Set up and Procedure

tube number PCR product sgRNA Cas9 reaction type
1 77-1 +sgRNA 86 No Cas9 control
2 77-1 No sgNRA + Cas9 control
3 77-1 No sgRNA No Cas9 control
4 77-1 +sgRNA 92 No Cas9 control
5 77-1 +sgRNA 86 + Cas9 digest test
6 77-1 +sgRNA 92 + Cas9 digest test
  • Set the thermocycler program:
    • 25 decree C hold
    • 25 degree C 10 minutes
    • 37 degree C hold
    • 37 degree C 15 minutes
  • Thawed all reagents on ice and made mixes on ice
  • Made master mix:
    • 20ul molec grade water * 7 = 140ul
    • 3ul NEB buffer r3.1 * 7 = 21ul
  • Pipette mixed and spun down
  • Added 23ul master mix to each tube (of 6 strip tubes)
  • Added 3ul 300nM sgRNA 86 to tubes 1 and 5
  • Added 3ul 300nM sgRNA 92 to tubes 4 and 6
  • Added 3ul water to tubes 2 and 3
  • Added 1ul 1nM Cas9 to tubes 2, 5, and 6
  • Added 1ul water to tubes 1,3, and 4
  • Pipette mixed tubes and spun them down
  • Incubated the tubes in the thermocycler for 10 minutes at 25 degrees C
  • Took out the tubes and added 3ul of 77-1 PCR to every tube
  • Pipette mixed and spun down tubes
  • Incubated tubes in the thermocycler for 15 minutes at 37 degrees C
  • Took tubes out and added 1ul of Qiagen proteinase K to each
  • Pipette mixed and spun down tubes
  • Incubated the tubes at room temp for 10 minutes

Gel(s)

  • I immediately ran a 1% gel for 30 minutes at 90V
  • I used 15ul (half) of each sample and mixed that with 3ul of loading dye

This image is not so good, but it seems like the digestion worked? The smearing in the wells that has sgRNA are weird to me. I decided to run the gel again with a higher percentage, and also ad in a well with pure sgRNA:

This was slightly clearer but I couldn’t get a good image. I also “enhanced” the image with more contrast to try to see the separate bands.

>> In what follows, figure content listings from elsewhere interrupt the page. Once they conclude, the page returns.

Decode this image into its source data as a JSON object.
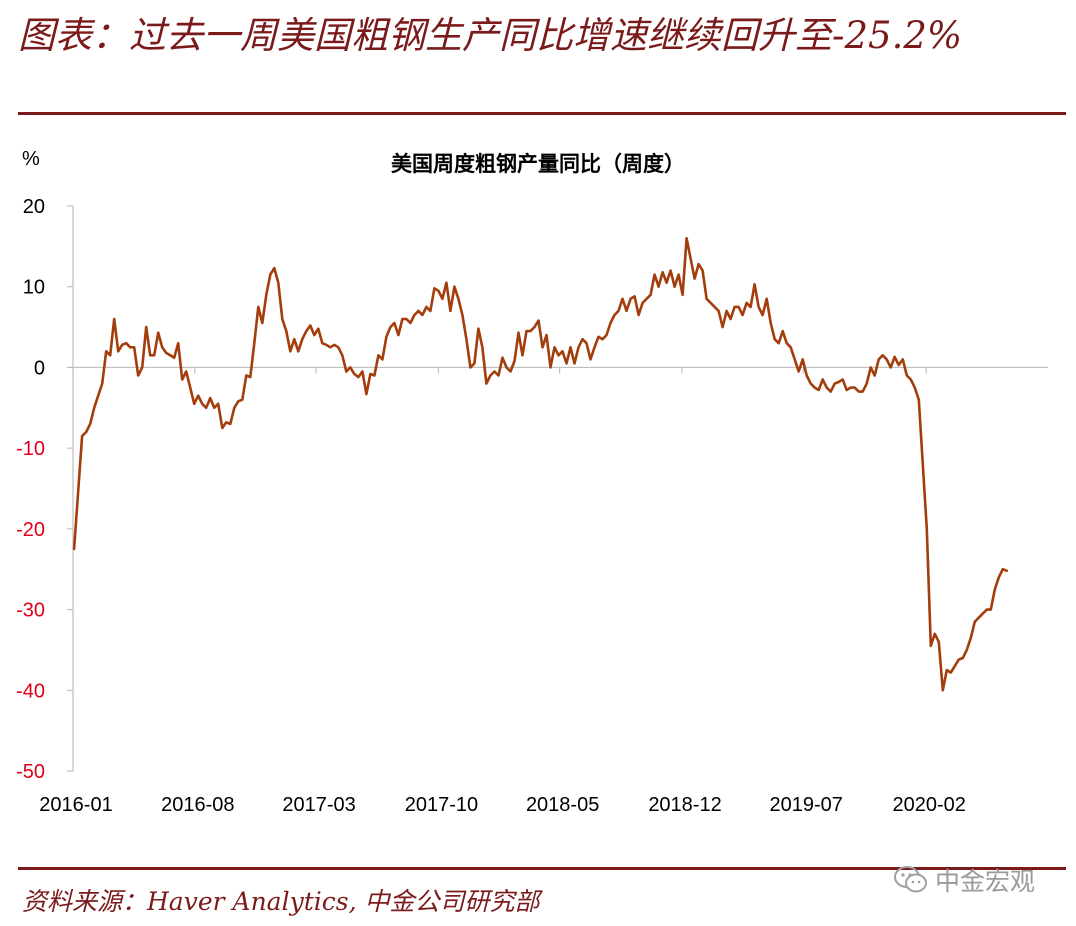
{
  "header": {
    "title": "图表：过去一周美国粗钢生产同比增速继续回升至-25.2%"
  },
  "footer": {
    "source": "资料来源：Haver Analytics, 中金公司研究部",
    "watermark": "中金宏观",
    "watermark_icon": "wechat-icon"
  },
  "colors": {
    "brand": "#7a1a1a",
    "line": "#a33d0b",
    "negative_tick": "#e0001a"
  },
  "chart_data": {
    "type": "line",
    "title": "美国周度粗钢产量同比（周度）",
    "unit_label": "%",
    "ylim": [
      -50,
      20
    ],
    "yticks": [
      20,
      10,
      0,
      -10,
      -20,
      -30,
      -40,
      -50
    ],
    "xlim": [
      "2016-01-01",
      "2020-09-01"
    ],
    "xticks": [
      {
        "label": "2016-01",
        "date": "2016-01-01"
      },
      {
        "label": "2016-08",
        "date": "2016-08-01"
      },
      {
        "label": "2017-03",
        "date": "2017-03-01"
      },
      {
        "label": "2017-10",
        "date": "2017-10-01"
      },
      {
        "label": "2018-05",
        "date": "2018-05-01"
      },
      {
        "label": "2018-12",
        "date": "2018-12-01"
      },
      {
        "label": "2019-07",
        "date": "2019-07-01"
      },
      {
        "label": "2020-02",
        "date": "2020-02-01"
      }
    ],
    "grid": false,
    "legend": "none",
    "series": [
      {
        "points": [
          [
            "2016-01-03",
            -22.5
          ],
          [
            "2016-01-10",
            -15.5
          ],
          [
            "2016-01-17",
            -8.5
          ],
          [
            "2016-01-24",
            -8.0
          ],
          [
            "2016-01-31",
            -7.0
          ],
          [
            "2016-02-07",
            -5.0
          ],
          [
            "2016-02-14",
            -3.5
          ],
          [
            "2016-02-21",
            -2.0
          ],
          [
            "2016-02-28",
            2.0
          ],
          [
            "2016-03-06",
            1.5
          ],
          [
            "2016-03-13",
            6.0
          ],
          [
            "2016-03-20",
            2.0
          ],
          [
            "2016-03-27",
            2.8
          ],
          [
            "2016-04-03",
            3.0
          ],
          [
            "2016-04-10",
            2.5
          ],
          [
            "2016-04-17",
            2.5
          ],
          [
            "2016-04-24",
            -1.0
          ],
          [
            "2016-05-01",
            0.0
          ],
          [
            "2016-05-08",
            5.0
          ],
          [
            "2016-05-15",
            1.5
          ],
          [
            "2016-05-22",
            1.5
          ],
          [
            "2016-05-29",
            4.3
          ],
          [
            "2016-06-05",
            2.5
          ],
          [
            "2016-06-12",
            1.8
          ],
          [
            "2016-06-19",
            1.5
          ],
          [
            "2016-06-26",
            1.2
          ],
          [
            "2016-07-03",
            3.0
          ],
          [
            "2016-07-10",
            -1.5
          ],
          [
            "2016-07-17",
            -0.5
          ],
          [
            "2016-07-24",
            -2.5
          ],
          [
            "2016-07-31",
            -4.5
          ],
          [
            "2016-08-07",
            -3.5
          ],
          [
            "2016-08-14",
            -4.5
          ],
          [
            "2016-08-21",
            -5.0
          ],
          [
            "2016-08-28",
            -3.8
          ],
          [
            "2016-09-04",
            -5.0
          ],
          [
            "2016-09-11",
            -4.5
          ],
          [
            "2016-09-18",
            -7.5
          ],
          [
            "2016-09-25",
            -6.8
          ],
          [
            "2016-10-02",
            -7.0
          ],
          [
            "2016-10-09",
            -5.0
          ],
          [
            "2016-10-16",
            -4.2
          ],
          [
            "2016-10-23",
            -4.0
          ],
          [
            "2016-10-30",
            -1.0
          ],
          [
            "2016-11-06",
            -1.2
          ],
          [
            "2016-11-13",
            3.0
          ],
          [
            "2016-11-20",
            7.5
          ],
          [
            "2016-11-27",
            5.5
          ],
          [
            "2016-12-04",
            9.0
          ],
          [
            "2016-12-11",
            11.5
          ],
          [
            "2016-12-18",
            12.3
          ],
          [
            "2016-12-25",
            10.5
          ],
          [
            "2017-01-01",
            6.0
          ],
          [
            "2017-01-08",
            4.5
          ],
          [
            "2017-01-15",
            2.0
          ],
          [
            "2017-01-22",
            3.5
          ],
          [
            "2017-01-29",
            2.0
          ],
          [
            "2017-02-05",
            3.5
          ],
          [
            "2017-02-12",
            4.5
          ],
          [
            "2017-02-19",
            5.2
          ],
          [
            "2017-02-26",
            4.0
          ],
          [
            "2017-03-05",
            4.8
          ],
          [
            "2017-03-12",
            3.0
          ],
          [
            "2017-03-19",
            2.8
          ],
          [
            "2017-03-26",
            2.5
          ],
          [
            "2017-04-02",
            2.8
          ],
          [
            "2017-04-09",
            2.5
          ],
          [
            "2017-04-16",
            1.5
          ],
          [
            "2017-04-23",
            -0.5
          ],
          [
            "2017-04-30",
            0.0
          ],
          [
            "2017-05-07",
            -0.8
          ],
          [
            "2017-05-14",
            -1.2
          ],
          [
            "2017-05-21",
            -0.5
          ],
          [
            "2017-05-28",
            -3.3
          ],
          [
            "2017-06-04",
            -0.8
          ],
          [
            "2017-06-11",
            -1.0
          ],
          [
            "2017-06-18",
            1.5
          ],
          [
            "2017-06-25",
            1.0
          ],
          [
            "2017-07-02",
            3.8
          ],
          [
            "2017-07-09",
            5.0
          ],
          [
            "2017-07-16",
            5.5
          ],
          [
            "2017-07-23",
            4.0
          ],
          [
            "2017-07-30",
            6.0
          ],
          [
            "2017-08-06",
            6.0
          ],
          [
            "2017-08-13",
            5.5
          ],
          [
            "2017-08-20",
            6.5
          ],
          [
            "2017-08-27",
            7.0
          ],
          [
            "2017-09-03",
            6.5
          ],
          [
            "2017-09-10",
            7.5
          ],
          [
            "2017-09-17",
            7.0
          ],
          [
            "2017-09-24",
            9.8
          ],
          [
            "2017-10-01",
            9.5
          ],
          [
            "2017-10-08",
            8.5
          ],
          [
            "2017-10-15",
            10.5
          ],
          [
            "2017-10-22",
            7.0
          ],
          [
            "2017-10-29",
            10.0
          ],
          [
            "2017-11-05",
            8.5
          ],
          [
            "2017-11-12",
            6.5
          ],
          [
            "2017-11-19",
            3.5
          ],
          [
            "2017-11-26",
            0.0
          ],
          [
            "2017-12-03",
            0.5
          ],
          [
            "2017-12-10",
            4.8
          ],
          [
            "2017-12-17",
            2.5
          ],
          [
            "2017-12-24",
            -2.0
          ],
          [
            "2017-12-31",
            -1.0
          ],
          [
            "2018-01-07",
            -0.5
          ],
          [
            "2018-01-14",
            -1.0
          ],
          [
            "2018-01-21",
            1.2
          ],
          [
            "2018-01-28",
            0.0
          ],
          [
            "2018-02-04",
            -0.5
          ],
          [
            "2018-02-11",
            0.8
          ],
          [
            "2018-02-18",
            4.3
          ],
          [
            "2018-02-25",
            1.5
          ],
          [
            "2018-03-04",
            4.5
          ],
          [
            "2018-03-11",
            4.5
          ],
          [
            "2018-03-18",
            5.0
          ],
          [
            "2018-03-25",
            5.8
          ],
          [
            "2018-04-01",
            2.5
          ],
          [
            "2018-04-08",
            4.0
          ],
          [
            "2018-04-15",
            0.0
          ],
          [
            "2018-04-22",
            2.5
          ],
          [
            "2018-04-29",
            1.5
          ],
          [
            "2018-05-06",
            2.0
          ],
          [
            "2018-05-13",
            0.5
          ],
          [
            "2018-05-20",
            2.5
          ],
          [
            "2018-05-27",
            0.5
          ],
          [
            "2018-06-03",
            2.5
          ],
          [
            "2018-06-10",
            3.5
          ],
          [
            "2018-06-17",
            3.0
          ],
          [
            "2018-06-24",
            1.0
          ],
          [
            "2018-07-01",
            2.5
          ],
          [
            "2018-07-08",
            3.8
          ],
          [
            "2018-07-15",
            3.5
          ],
          [
            "2018-07-22",
            4.0
          ],
          [
            "2018-07-29",
            5.5
          ],
          [
            "2018-08-05",
            6.5
          ],
          [
            "2018-08-12",
            7.0
          ],
          [
            "2018-08-19",
            8.5
          ],
          [
            "2018-08-26",
            7.0
          ],
          [
            "2018-09-02",
            8.5
          ],
          [
            "2018-09-09",
            8.8
          ],
          [
            "2018-09-16",
            6.5
          ],
          [
            "2018-09-23",
            8.0
          ],
          [
            "2018-09-30",
            8.5
          ],
          [
            "2018-10-07",
            9.0
          ],
          [
            "2018-10-14",
            11.5
          ],
          [
            "2018-10-21",
            10.0
          ],
          [
            "2018-10-28",
            11.8
          ],
          [
            "2018-11-04",
            10.5
          ],
          [
            "2018-11-11",
            12.0
          ],
          [
            "2018-11-18",
            10.0
          ],
          [
            "2018-11-25",
            11.5
          ],
          [
            "2018-12-02",
            9.0
          ],
          [
            "2018-12-09",
            16.0
          ],
          [
            "2018-12-16",
            13.5
          ],
          [
            "2018-12-23",
            11.0
          ],
          [
            "2018-12-30",
            12.8
          ],
          [
            "2019-01-06",
            12.0
          ],
          [
            "2019-01-13",
            8.5
          ],
          [
            "2019-01-20",
            8.0
          ],
          [
            "2019-01-27",
            7.5
          ],
          [
            "2019-02-03",
            7.0
          ],
          [
            "2019-02-10",
            5.0
          ],
          [
            "2019-02-17",
            7.0
          ],
          [
            "2019-02-24",
            6.0
          ],
          [
            "2019-03-03",
            7.5
          ],
          [
            "2019-03-10",
            7.5
          ],
          [
            "2019-03-17",
            6.5
          ],
          [
            "2019-03-24",
            8.0
          ],
          [
            "2019-03-31",
            7.5
          ],
          [
            "2019-04-07",
            10.3
          ],
          [
            "2019-04-14",
            7.5
          ],
          [
            "2019-04-21",
            6.5
          ],
          [
            "2019-04-28",
            8.5
          ],
          [
            "2019-05-05",
            5.5
          ],
          [
            "2019-05-12",
            3.5
          ],
          [
            "2019-05-19",
            3.0
          ],
          [
            "2019-05-26",
            4.5
          ],
          [
            "2019-06-02",
            3.0
          ],
          [
            "2019-06-09",
            2.5
          ],
          [
            "2019-06-16",
            1.0
          ],
          [
            "2019-06-23",
            -0.5
          ],
          [
            "2019-06-30",
            1.0
          ],
          [
            "2019-07-07",
            -1.0
          ],
          [
            "2019-07-14",
            -2.0
          ],
          [
            "2019-07-21",
            -2.5
          ],
          [
            "2019-07-28",
            -2.8
          ],
          [
            "2019-08-04",
            -1.5
          ],
          [
            "2019-08-11",
            -2.5
          ],
          [
            "2019-08-18",
            -3.0
          ],
          [
            "2019-08-25",
            -2.0
          ],
          [
            "2019-09-01",
            -1.8
          ],
          [
            "2019-09-08",
            -1.5
          ],
          [
            "2019-09-15",
            -2.8
          ],
          [
            "2019-09-22",
            -2.5
          ],
          [
            "2019-09-29",
            -2.5
          ],
          [
            "2019-10-06",
            -3.0
          ],
          [
            "2019-10-13",
            -3.0
          ],
          [
            "2019-10-20",
            -2.0
          ],
          [
            "2019-10-27",
            0.0
          ],
          [
            "2019-11-03",
            -1.0
          ],
          [
            "2019-11-10",
            1.0
          ],
          [
            "2019-11-17",
            1.5
          ],
          [
            "2019-11-24",
            1.0
          ],
          [
            "2019-12-01",
            0.0
          ],
          [
            "2019-12-08",
            1.3
          ],
          [
            "2019-12-15",
            0.3
          ],
          [
            "2019-12-22",
            1.0
          ],
          [
            "2019-12-29",
            -1.0
          ],
          [
            "2020-01-05",
            -1.5
          ],
          [
            "2020-01-12",
            -2.5
          ],
          [
            "2020-01-19",
            -4.0
          ],
          [
            "2020-01-26",
            -12.0
          ],
          [
            "2020-02-02",
            -20.0
          ],
          [
            "2020-02-09",
            -34.5
          ],
          [
            "2020-02-16",
            -33.0
          ],
          [
            "2020-02-23",
            -34.0
          ],
          [
            "2020-03-01",
            -40.0
          ],
          [
            "2020-03-08",
            -37.5
          ],
          [
            "2020-03-15",
            -37.8
          ],
          [
            "2020-03-22",
            -37.0
          ],
          [
            "2020-03-29",
            -36.2
          ],
          [
            "2020-04-05",
            -36.0
          ],
          [
            "2020-04-12",
            -35.0
          ],
          [
            "2020-04-19",
            -33.5
          ],
          [
            "2020-04-26",
            -31.5
          ],
          [
            "2020-05-03",
            -31.0
          ],
          [
            "2020-05-10",
            -30.5
          ],
          [
            "2020-05-17",
            -30.0
          ],
          [
            "2020-05-24",
            -30.0
          ],
          [
            "2020-05-31",
            -27.5
          ],
          [
            "2020-06-07",
            -26.0
          ],
          [
            "2020-06-14",
            -25.0
          ],
          [
            "2020-06-21",
            -25.2
          ]
        ]
      }
    ]
  }
}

I feel like I can faintly see the correct digestion products in the second to last 2 wells. Although it looks like sgRNA 92 doesn’t cut completely. I am confused though why the sgRNA on it’s own has 2 bands. The NEB synthesis kit instructions say it’s supposed to produce 1 product ~100nt long…. I mean I guess it works anyways??

I stll want to check these sgRNAs on the 77-2 PCR product.